Она снова подумала про бедного Валерку, женственного нимфета. А еще она догадалась, что бабочка, о которой писал Набоков, могла относиться к виду Нимфолид.
Наступило утро понедельника, дня тяжелого. На редакционной летучке Анастасии дали задание посетить финальный тур конкурса красоты „Мисс Столица“ и сделать первополосный материал. Она вписала „координаты“ конкурса в свой еженедельник красным фломастером, что значило: „Это обязательно!“ — и отправилась в институт.

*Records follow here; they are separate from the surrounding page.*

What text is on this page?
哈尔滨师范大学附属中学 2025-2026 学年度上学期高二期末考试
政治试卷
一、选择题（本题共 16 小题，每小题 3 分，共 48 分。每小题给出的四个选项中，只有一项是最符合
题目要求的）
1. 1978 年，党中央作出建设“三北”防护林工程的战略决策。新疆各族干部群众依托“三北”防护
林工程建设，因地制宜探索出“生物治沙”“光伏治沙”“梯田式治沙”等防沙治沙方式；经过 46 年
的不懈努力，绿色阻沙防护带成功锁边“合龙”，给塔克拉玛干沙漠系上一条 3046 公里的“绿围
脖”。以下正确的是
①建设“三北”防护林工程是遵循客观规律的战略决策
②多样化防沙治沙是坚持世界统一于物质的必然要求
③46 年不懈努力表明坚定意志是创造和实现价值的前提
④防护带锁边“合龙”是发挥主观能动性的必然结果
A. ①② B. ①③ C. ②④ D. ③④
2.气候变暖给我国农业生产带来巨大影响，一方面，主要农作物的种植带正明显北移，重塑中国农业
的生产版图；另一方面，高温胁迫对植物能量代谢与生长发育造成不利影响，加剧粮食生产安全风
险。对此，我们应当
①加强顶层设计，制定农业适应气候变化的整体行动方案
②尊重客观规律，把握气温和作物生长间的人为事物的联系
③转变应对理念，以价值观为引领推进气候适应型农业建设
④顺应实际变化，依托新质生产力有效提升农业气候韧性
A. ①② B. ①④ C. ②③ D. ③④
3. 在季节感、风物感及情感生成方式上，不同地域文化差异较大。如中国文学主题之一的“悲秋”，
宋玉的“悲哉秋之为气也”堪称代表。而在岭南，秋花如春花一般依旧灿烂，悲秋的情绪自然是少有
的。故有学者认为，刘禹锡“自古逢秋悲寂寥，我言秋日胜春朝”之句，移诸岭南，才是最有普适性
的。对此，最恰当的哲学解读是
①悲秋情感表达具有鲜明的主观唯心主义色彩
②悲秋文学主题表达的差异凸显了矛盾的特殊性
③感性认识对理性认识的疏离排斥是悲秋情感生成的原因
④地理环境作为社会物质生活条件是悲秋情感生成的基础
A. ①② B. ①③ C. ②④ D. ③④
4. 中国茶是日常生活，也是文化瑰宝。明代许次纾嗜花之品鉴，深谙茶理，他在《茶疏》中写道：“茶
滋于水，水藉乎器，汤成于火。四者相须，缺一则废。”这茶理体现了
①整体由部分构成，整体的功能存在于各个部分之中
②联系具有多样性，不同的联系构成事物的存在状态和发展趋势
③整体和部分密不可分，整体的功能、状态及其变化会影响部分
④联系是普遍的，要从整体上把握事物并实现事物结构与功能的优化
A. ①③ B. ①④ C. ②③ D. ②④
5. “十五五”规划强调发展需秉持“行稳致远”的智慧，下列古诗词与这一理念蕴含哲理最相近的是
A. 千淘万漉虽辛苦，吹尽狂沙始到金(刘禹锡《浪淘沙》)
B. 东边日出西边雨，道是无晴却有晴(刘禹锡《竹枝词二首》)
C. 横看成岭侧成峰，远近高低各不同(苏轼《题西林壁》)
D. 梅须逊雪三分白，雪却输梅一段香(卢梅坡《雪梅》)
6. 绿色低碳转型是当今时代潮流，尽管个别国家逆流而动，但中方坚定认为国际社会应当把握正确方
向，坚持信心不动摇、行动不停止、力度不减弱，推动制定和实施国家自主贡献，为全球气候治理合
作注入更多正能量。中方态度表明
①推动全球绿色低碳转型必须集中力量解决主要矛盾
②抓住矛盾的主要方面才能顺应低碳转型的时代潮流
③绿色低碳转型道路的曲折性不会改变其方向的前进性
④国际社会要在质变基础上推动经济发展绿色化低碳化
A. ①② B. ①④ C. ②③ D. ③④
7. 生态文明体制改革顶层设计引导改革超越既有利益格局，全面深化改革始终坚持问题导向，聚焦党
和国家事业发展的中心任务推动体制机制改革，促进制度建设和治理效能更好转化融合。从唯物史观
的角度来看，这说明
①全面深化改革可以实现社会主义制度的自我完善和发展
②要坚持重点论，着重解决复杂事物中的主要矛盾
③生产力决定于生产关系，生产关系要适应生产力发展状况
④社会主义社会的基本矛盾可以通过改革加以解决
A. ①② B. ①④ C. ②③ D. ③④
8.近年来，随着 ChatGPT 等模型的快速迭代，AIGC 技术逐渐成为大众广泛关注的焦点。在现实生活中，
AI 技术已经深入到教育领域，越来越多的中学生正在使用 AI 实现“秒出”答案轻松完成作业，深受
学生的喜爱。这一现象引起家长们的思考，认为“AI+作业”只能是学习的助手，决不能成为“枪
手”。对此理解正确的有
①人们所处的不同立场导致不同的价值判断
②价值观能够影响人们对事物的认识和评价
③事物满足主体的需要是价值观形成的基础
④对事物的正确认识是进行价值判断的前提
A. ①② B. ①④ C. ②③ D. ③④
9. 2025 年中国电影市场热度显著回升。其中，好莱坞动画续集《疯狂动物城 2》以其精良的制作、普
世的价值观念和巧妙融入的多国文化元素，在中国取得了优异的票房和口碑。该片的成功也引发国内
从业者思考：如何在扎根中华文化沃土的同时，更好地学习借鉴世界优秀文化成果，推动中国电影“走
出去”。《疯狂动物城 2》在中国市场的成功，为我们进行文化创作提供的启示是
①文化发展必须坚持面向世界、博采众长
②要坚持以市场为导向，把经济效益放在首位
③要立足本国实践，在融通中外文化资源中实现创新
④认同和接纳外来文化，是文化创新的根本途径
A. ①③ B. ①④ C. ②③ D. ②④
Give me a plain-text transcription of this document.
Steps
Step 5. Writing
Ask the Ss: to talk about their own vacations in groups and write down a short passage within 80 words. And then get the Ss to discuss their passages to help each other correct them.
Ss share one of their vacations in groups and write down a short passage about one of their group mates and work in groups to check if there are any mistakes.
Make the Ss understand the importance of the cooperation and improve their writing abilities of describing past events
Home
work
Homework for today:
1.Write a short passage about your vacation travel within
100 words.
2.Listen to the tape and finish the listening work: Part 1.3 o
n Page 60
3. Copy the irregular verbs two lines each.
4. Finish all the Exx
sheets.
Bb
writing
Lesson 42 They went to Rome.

Лекция была формально посвящена психологии творчества, но профессор, образчик непризнанного гения, пользуясь случаем, пытался изложить свою годами вынашиваемую концепцию. Он погружал слушателей в фантастический экскурс — в общество времен матриархата. И женщина, глава рода, была в этом обществе гормонителем. Но шли века, появился тип человека, отбрасывающего размеренный ход жизни. Приходил властитель, а с ним — и разделение труда, присвоение большей части добычи, войны, разрухи и голод. Период гармонии сменялся периодом разрушения… Профессор излагал материал, как Настасье казалось, в полном соответствии с известной работой полузабытого нынче Фридриха Энгельса „О происхождении семьи, частной собственности и государства“. Разница состояла лишь в том, что исследователь, используя разработанный им „метод диалектических самодвижущихся материальных систем“, делал вывод о чередовании эпох гормонителя с эпохами властителя на пути развития человечества.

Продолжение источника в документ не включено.